IJ Kasimo, Jawa yang Mengindonesia

Oleh: ST. Sularto

Siapakah Kasimo? Kecuali diingat sambil tertunduk hormat saat menyebut
nama itu, orang spontan teringat pada sosok yang senantiasa tersenyum
lebar, berbadan kekar, biasa berpakaian Jawa tradisional lengkap,
pendiri dan Ketua Partai Katolik (1924-1960), penganut Katolik yang
religius, politisi yang tidak gegap gempita revolusioner, terjun ke
bidang politik sebagai pengabdian untuk rakyat dengan penuh pengorbanan
diri.

Siapa lagi Kasimo? Dari sekian buku yang terserak terkait dengan Kasimo,
terbaru mungkin buku Gerry van Klinken, Minoritas, Modernity and the
Emerging Nation: Christian in Indonesia , KITLV, 2003. Buku itu
diindonesiakan dengan judul 5 Pengaruh Bangsa yang Terlupa Nasionalisme
Minoritas Kristen, LkiS, terbit beberapa minggu lalu.

Gerry, yang belakangan ini dikenal sebagai salah satu indonesianis,
menemukan tesis penting yang menyebutkan keterlibatan kaum minoritas
Kristen dalam perjuangan kemerdekaan Indonesia .

Selain Kasimo dan Albertus Soegijopranata SJ dari Jawa, juga Toedoeng
Soetan Goenoeng Moelia dan Amir Syarifuddin dari Sumatera, serta Ratu
Langie dari Sulawesi . Berangkat dari latar belakang yang berbeda-beda,
dengan cara masing-masing, kelimanya memiliki jasa besar dalam
memperjuangkan kemerdekaan Indonesia .

Mereka berlima menempuh cara tidak populer di kalangan nasionalis,
ditegaskan oleh Adnan Buyung Nasution sebagai kompromistis, tetapi
berjuang lewat birokrasi dan parlemen. Kasimo, Moelia, dan Ratu Langie
berjuang lewat parlemen Volksraad.

Soegiyapranata lewat institusi Gereja Katolik, dan barangkali dari
mereka berlima tergolong radikal dan terlibat langsung dengan gerakan
nasionalis popular hanya Amir Syarifuddin.

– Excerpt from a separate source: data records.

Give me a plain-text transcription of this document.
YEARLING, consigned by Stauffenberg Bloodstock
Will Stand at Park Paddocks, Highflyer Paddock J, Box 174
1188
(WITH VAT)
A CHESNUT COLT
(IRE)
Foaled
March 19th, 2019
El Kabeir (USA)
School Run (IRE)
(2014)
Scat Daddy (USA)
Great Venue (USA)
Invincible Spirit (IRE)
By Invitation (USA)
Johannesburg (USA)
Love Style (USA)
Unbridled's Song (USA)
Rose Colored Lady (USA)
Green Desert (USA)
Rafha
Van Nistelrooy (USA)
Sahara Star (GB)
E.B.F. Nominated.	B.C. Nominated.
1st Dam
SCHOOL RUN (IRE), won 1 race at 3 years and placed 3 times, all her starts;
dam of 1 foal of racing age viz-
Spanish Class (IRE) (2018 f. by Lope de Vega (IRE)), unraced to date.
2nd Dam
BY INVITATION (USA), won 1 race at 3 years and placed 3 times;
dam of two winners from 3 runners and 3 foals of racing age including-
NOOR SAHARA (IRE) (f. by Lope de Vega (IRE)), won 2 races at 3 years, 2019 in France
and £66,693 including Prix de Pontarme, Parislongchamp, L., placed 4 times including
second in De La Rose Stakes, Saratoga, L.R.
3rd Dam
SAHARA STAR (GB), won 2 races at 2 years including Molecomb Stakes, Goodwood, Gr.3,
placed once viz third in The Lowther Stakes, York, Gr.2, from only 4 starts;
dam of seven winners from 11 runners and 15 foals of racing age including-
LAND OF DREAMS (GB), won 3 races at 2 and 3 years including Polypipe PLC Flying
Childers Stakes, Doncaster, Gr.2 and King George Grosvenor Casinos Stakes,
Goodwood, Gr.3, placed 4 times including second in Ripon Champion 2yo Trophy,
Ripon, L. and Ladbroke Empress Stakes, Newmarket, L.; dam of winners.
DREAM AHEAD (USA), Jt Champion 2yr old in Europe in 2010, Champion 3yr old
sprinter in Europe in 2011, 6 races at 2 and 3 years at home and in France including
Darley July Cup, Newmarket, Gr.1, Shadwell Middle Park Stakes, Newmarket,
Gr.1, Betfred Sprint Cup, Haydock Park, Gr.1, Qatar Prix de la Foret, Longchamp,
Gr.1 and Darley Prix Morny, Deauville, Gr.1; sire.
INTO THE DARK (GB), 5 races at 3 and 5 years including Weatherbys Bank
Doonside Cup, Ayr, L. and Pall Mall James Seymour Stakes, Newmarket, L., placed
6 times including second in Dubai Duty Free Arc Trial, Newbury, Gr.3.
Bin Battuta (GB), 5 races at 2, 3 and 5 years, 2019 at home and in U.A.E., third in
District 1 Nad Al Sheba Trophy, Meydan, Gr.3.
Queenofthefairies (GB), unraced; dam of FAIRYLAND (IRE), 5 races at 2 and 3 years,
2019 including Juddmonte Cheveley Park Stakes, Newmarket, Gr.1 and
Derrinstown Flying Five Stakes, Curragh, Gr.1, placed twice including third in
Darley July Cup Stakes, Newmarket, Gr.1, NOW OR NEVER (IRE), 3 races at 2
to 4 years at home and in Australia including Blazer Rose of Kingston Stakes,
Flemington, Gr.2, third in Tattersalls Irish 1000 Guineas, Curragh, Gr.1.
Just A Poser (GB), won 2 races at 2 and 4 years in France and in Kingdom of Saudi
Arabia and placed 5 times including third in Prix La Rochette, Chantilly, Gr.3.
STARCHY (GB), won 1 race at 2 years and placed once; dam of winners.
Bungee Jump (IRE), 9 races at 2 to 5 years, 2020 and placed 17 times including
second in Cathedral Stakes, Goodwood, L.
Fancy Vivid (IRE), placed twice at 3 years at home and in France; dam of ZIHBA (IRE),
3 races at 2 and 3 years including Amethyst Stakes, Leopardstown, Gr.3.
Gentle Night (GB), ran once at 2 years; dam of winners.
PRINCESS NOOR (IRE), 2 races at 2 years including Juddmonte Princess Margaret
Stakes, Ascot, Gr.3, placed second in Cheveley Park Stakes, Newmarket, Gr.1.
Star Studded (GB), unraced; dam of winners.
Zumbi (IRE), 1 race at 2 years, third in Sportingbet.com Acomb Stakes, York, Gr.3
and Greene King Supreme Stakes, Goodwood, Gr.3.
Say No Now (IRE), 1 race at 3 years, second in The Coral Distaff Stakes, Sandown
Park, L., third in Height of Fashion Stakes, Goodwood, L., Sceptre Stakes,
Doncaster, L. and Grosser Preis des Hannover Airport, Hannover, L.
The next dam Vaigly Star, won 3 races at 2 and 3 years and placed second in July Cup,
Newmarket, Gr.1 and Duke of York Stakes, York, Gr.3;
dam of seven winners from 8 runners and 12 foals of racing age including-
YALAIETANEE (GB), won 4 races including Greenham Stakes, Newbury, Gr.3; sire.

Penelitian Klinken menyentakkan kealpaan kita akan sumbangan dan darma
bakti kaum minoritas dalam perjuangan Indonesia Merdeka. Memang sejarah
kepahlawanan tidak lagi didominasi kaum militer, tetapi masih perlu
diketengahkan yang lain, di antaranya mengangkat keterlibatan
tokoh-tokoh minoritas.

Oleh karena itu, kalau Indonesia sejak awalnya adalah majemuk dalam
segala hal, apakah memang selama ini tidak ada pejuang atau pahlawan
dari kelompok Hindu dan Buddha? Dalam konteks itu, Klinken menyibak
kealpaan, bahwa sumbangan para pejuang dari semua agama dan latar
belakang dalam Indonesia Merdeka adalah sama.

Gelar pahlawan nasional

Dua seminar tentang Kasimo dengan pembicara dan peserta berbeda-beda, 8
Oktober dan 12 Oktober, awalnya dimulai dengan pertanyaan, perlukah
Kasimo memperoleh gelar pahlawan nasional? Semua panelis dan ditunjang
beberapa peserta berpendapat sama, mendukung pencalonan Kasimo sebagai
pahlawan nasional.

Menurut Bambang Purwanto, sebagai seorang menteri dan pejabat negara,
nama Kasimo menguap dari panggung catatan sejarah Indonesia seiring
dengan hilangnya kepercayaan negara terhadap pertanian sebagai sumber
kemakmuran rakyat dan hilangnya kejujuran sebagai nilai dasar dalam
hidup berbangsa dan bernegara.

Hak kepahlawanan Kasimo bukan karena kekatolikannya, tetapi karena
kemampuannya menghadirkan inspirasi kejujuran, keindonesiaan, dakeutuhan
Indonesia .

Pahlawan muncul ketika realitas masa lalu bertransformasi dengan bagian
dari sistem nilai dan budaya dalam masyarakat kekinian. Kasimo sudah
dengan sendirinya adalah pahlawan dari sumbangsih yang diberikan mulai
dari keterlibatannya di bidang politik sejak 1930-an, berbagai jabatan
menteri yang disandangnya, bahkan sesudahnya. Dalam ranah bicara ini,
ketika gelar pahlawan adalah representasi pengakuan publik, gelar-gelar
kepahlawanan perlu, termasuk di antaranya Kasimo.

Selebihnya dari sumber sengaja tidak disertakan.